I came inside and called the nice lady from the electricity company.
“Where the power attaches to your house, you say?”
“Yes, the connection to the house.”
“I’ll have a crew out as soon as I can. Can I have a number that they can call you on if they need to talk to you? Will you be on site and available?”
Who can sleep with shot gun salute playing every fifteen fucking minutes? “Yes.”
“Okay, rightio then.”
Rightio? “I don’t mind waiting up, if you can tell me how long they will be?”
“No, I can’t give you a time.” Give or take a week, I thought. “You don’t need to wait up?”

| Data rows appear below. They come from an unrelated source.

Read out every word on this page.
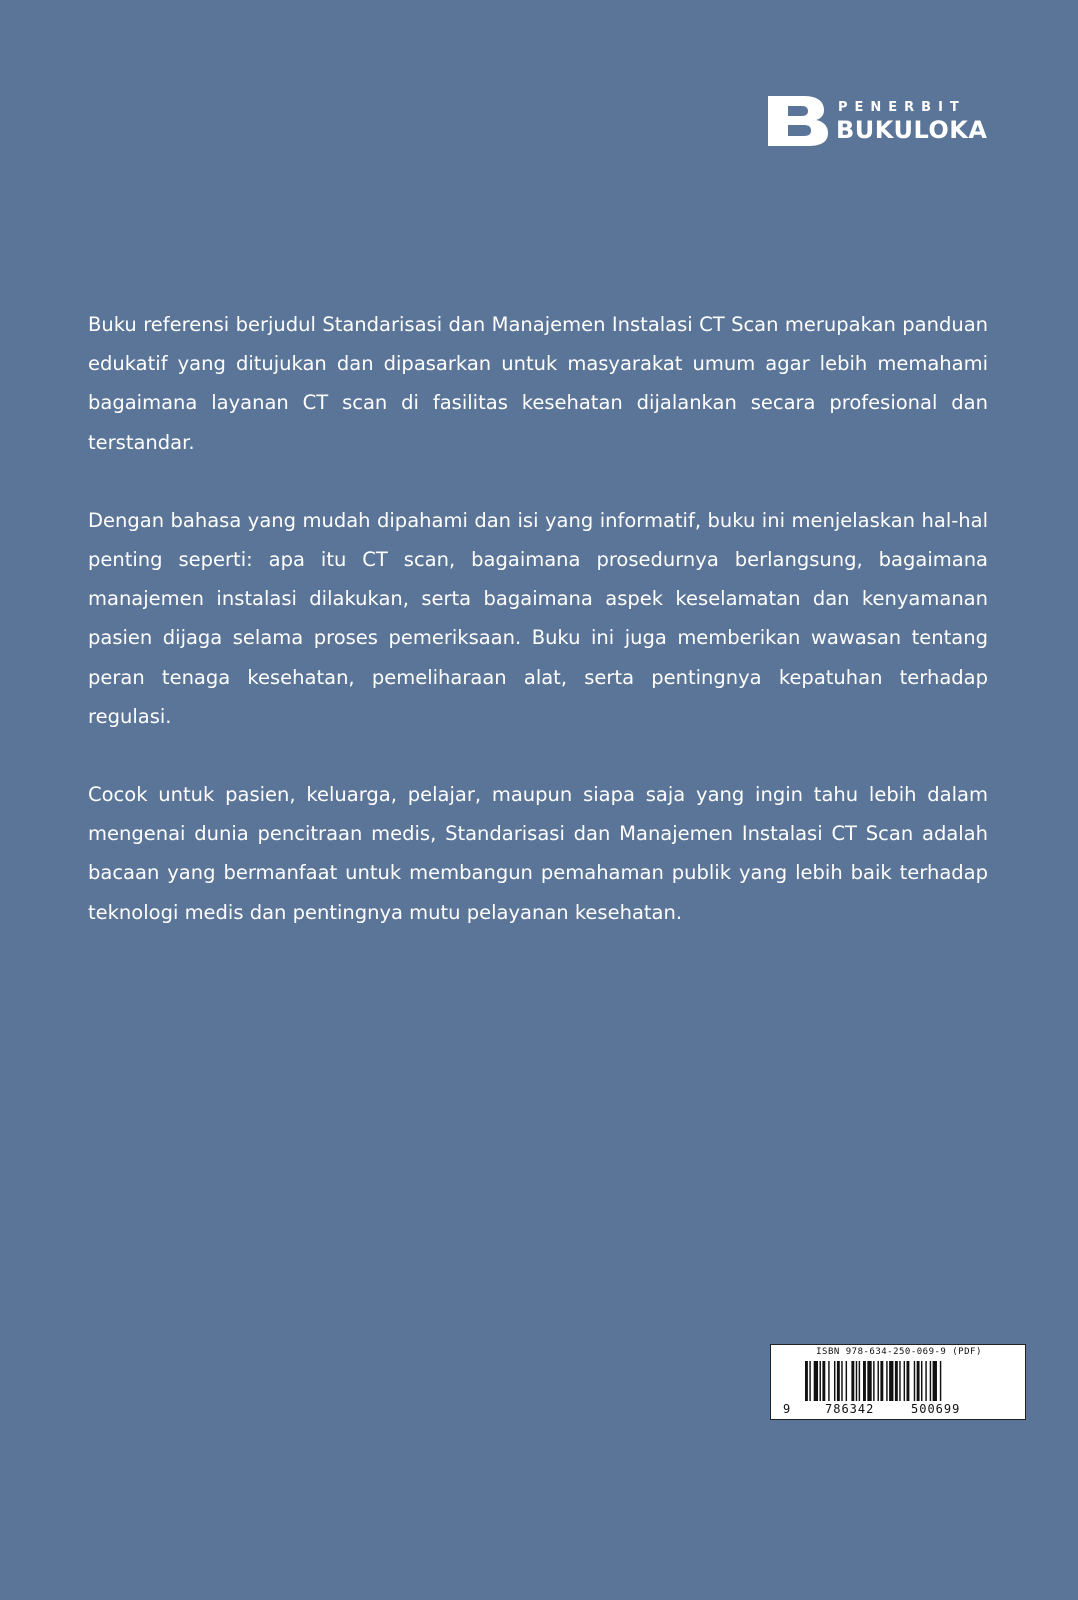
PENERBIT
BUKULOKA

Buku referensi berjudul Standarisasi dan Manajemen Instalasi CT Scan merupakan panduan edukatif yang ditujukan dan dipasarkan untuk masyarakat umum agar lebih memahami bagaimana layanan CT scan di fasilitas kesehatan dijalankan secara profesional dan terstandar.

Dengan bahasa yang mudah dipahami dan isi yang informatif, buku ini menjelaskan hal-hal penting seperti: apa itu CT scan, bagaimana prosedurnya berlangsung, bagaimana manajemen instalasi dilakukan, serta bagaimana aspek keselamatan dan kenyamanan pasien dijaga selama proses pemeriksaan. Buku ini juga memberikan wawasan tentang peran tenaga kesehatan, pemeliharaan alat, serta pentingnya kepatuhan terhadap regulasi.

Cocok untuk pasien, keluarga, pelajar, maupun siapa saja yang ingin tahu lebih dalam mengenai dunia pencitraan medis, Standarisasi dan Manajemen Instalasi CT Scan adalah bacaan yang bermanfaat untuk membangun pemahaman publik yang lebih baik terhadap teknologi medis dan pentingnya mutu pelayanan kesehatan.

ISBN 978-634-250-069-9 (PDF)
9	786342	500699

But if they are going to call? “Okay then.”
“They take this very seriously, don’t worry.”
Poor bastards, I thought. In the dark and the rain, they must love that.
An hour later, a white truck pulled up outside, as I lay in bed watching TV. The phone began to ring. I headed outside, instead of answering it.
“Sorry to wake you up,” said the strapping man in the reflective wet weather gear with the soothing voice, although it had stopped raining by then. “We’ll have to replace the line from the power pole. These old connections are covered in plastic, but when it deteriorates, it allows the water to connect with the power… and…” he held his hands in the air.
“It’s loud explosion.”
“Yes, I’m sure. We’ll have to turn you power off for half an hour, or so. Okay?”
“Okay.”
“You can go back to bed now.”
“Thanks.”
2.50am.
I watched the strapping man’s mate climb an impossibly tall ladder that reached all the way to the top of the sentry light pole, as a light sprinkling of rain began to fall again. My vertigo made me shiver at the thought. I fell into bed and pulled the doona up to my face. Torchlights flickered behind my curtains like an extra terrestrial landing. I thought of Close Encounters of the third kind.
I hoped the neighbour was watching just to see that something was being done. Poor, sleep deprived bitch!
My last thoughts were, Ah, house maintenance, at last. Tick.